Archive for 2011

Amy's Curds Get in Her Whey

Girl: Do you smell something weird?
Friend: Yeah… I'm totally cottage- cheesing down south. Sorry, I'll spray some perfume.

–Hudson Hotel


One-upmanship Is My Anti-Drug

Panhandler: It took me 15 years to kick up the crack habit
Lady: Dang! It took you 15 years, it only to me 7.

–Uptown 3 Train


White Girls Dig the Disrespect

Thug to white woman on the street: Ashley! Yo Ashley!
Thug friend: You know her?
Thug: Man, they all named Ashley.

–145th St & Broadway


Isn't That Always the Way?

College student #1: I guess he's attractive.
College student #2: He's really hot. (pause) Too bad he's gay.
College student #1: He didn't used to be like that.
College student #2: He didn't?
College student #1: No, it started when he went to France.

–Barnard Elevator

Overheard by: France Will Do That To You


Your Editors Nodded Off Just Reading the Explanation

Asian girlfriend, walking down the street: You know those people from the anime Kekkaishi? I wonder how they could use their powers in the real world.
African-American boyfriend, holding her hand: I know… Border patrol. Ketsu, ketsu, ketsu! No way, Josés, are you getting over!
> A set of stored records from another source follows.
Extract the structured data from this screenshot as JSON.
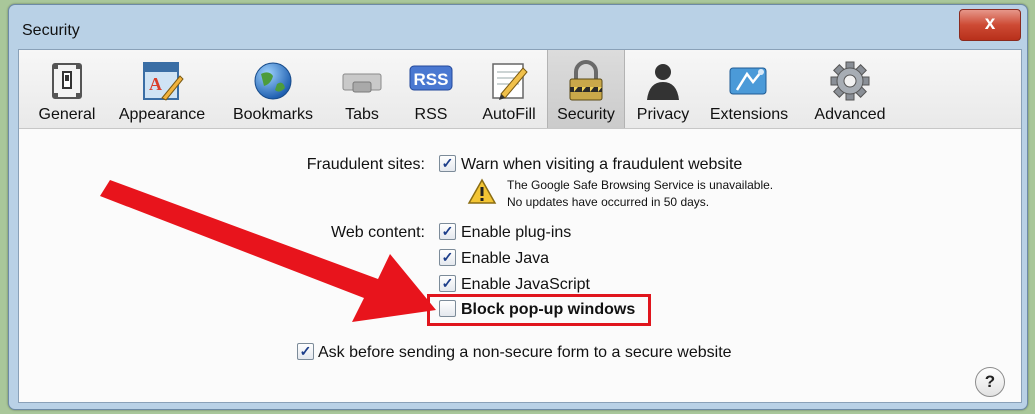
{
  "window": {
    "title": "Security",
    "close_glyph": "x"
  },
  "toolbar": {
    "tabs": [
      {
        "label": "General",
        "icon": "general-switch-icon"
      },
      {
        "label": "Appearance",
        "icon": "appearance-icon"
      },
      {
        "label": "Bookmarks",
        "icon": "bookmarks-globe-icon"
      },
      {
        "label": "Tabs",
        "icon": "tabs-icon"
      },
      {
        "label": "RSS",
        "icon": "rss-icon"
      },
      {
        "label": "AutoFill",
        "icon": "autofill-pencil-icon"
      },
      {
        "label": "Security",
        "icon": "lock-icon",
        "selected": true
      },
      {
        "label": "Privacy",
        "icon": "privacy-person-icon"
      },
      {
        "label": "Extensions",
        "icon": "extensions-icon"
      },
      {
        "label": "Advanced",
        "icon": "advanced-gear-icon"
      }
    ],
    "rss_badge": "RSS"
  },
  "fraudulent": {
    "label": "Fraudulent sites:",
    "checkbox_label": "Warn when visiting a fraudulent website",
    "checked": true,
    "warning_line1": "The Google Safe Browsing Service is unavailable.",
    "warning_line2": "No updates have occurred in 50 days."
  },
  "web_content": {
    "label": "Web content:",
    "options": [
      {
        "label": "Enable plug-ins",
        "checked": true
      },
      {
        "label": "Enable Java",
        "checked": true
      },
      {
        "label": "Enable JavaScript",
        "checked": true
      },
      {
        "label": "Block pop-up windows",
        "checked": false
      }
    ]
  },
  "nonsecure": {
    "label": "Ask before sending a non-secure form to a secure website",
    "checked": true
  },
  "help": {
    "glyph": "?"
  },
  "check_glyph": "✓",
  "colors": {
    "annotation_red": "#e0151d",
    "window_frame": "#b9d1e6",
    "close_button": "#cd4a34"
  }
}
Then they'll shrink them and send them back to Mexico city.

–Park Slope


The Hard Part Is Pretending to Listen

Guy #1: Oh, I'm not really up for a relationship. I mean… Being in a relationship means talking to the same person every single day.
Guy #2: Yeah…

–42nd St

Overheard by: Lana


The Ad Captain Morgan Doesn't Want You to See

Hobo, slurring slightly: Ladies and gentlemen. Sorry to bother you but I'm homeless and hungry. Please, if you can help me with some money for food. God bless you and your families.
Woman: You want a sip of rum?
Homeless man: Huh?
Woman: A sip of rum. That's all I've got. (unscrews the cap of the bottle in a brown bag)
Hobo, taking sip and smacking lips: Aaaaahhhhh…

–D Train


Kiss a MILF's Stretch Marks, and She's Yours

Ex frat boy #1: Yeah, older women can be hot.
Ex frat boy #2: Seriously, man. Women around 30 are the best. That's when they start getting boob jobs and shit.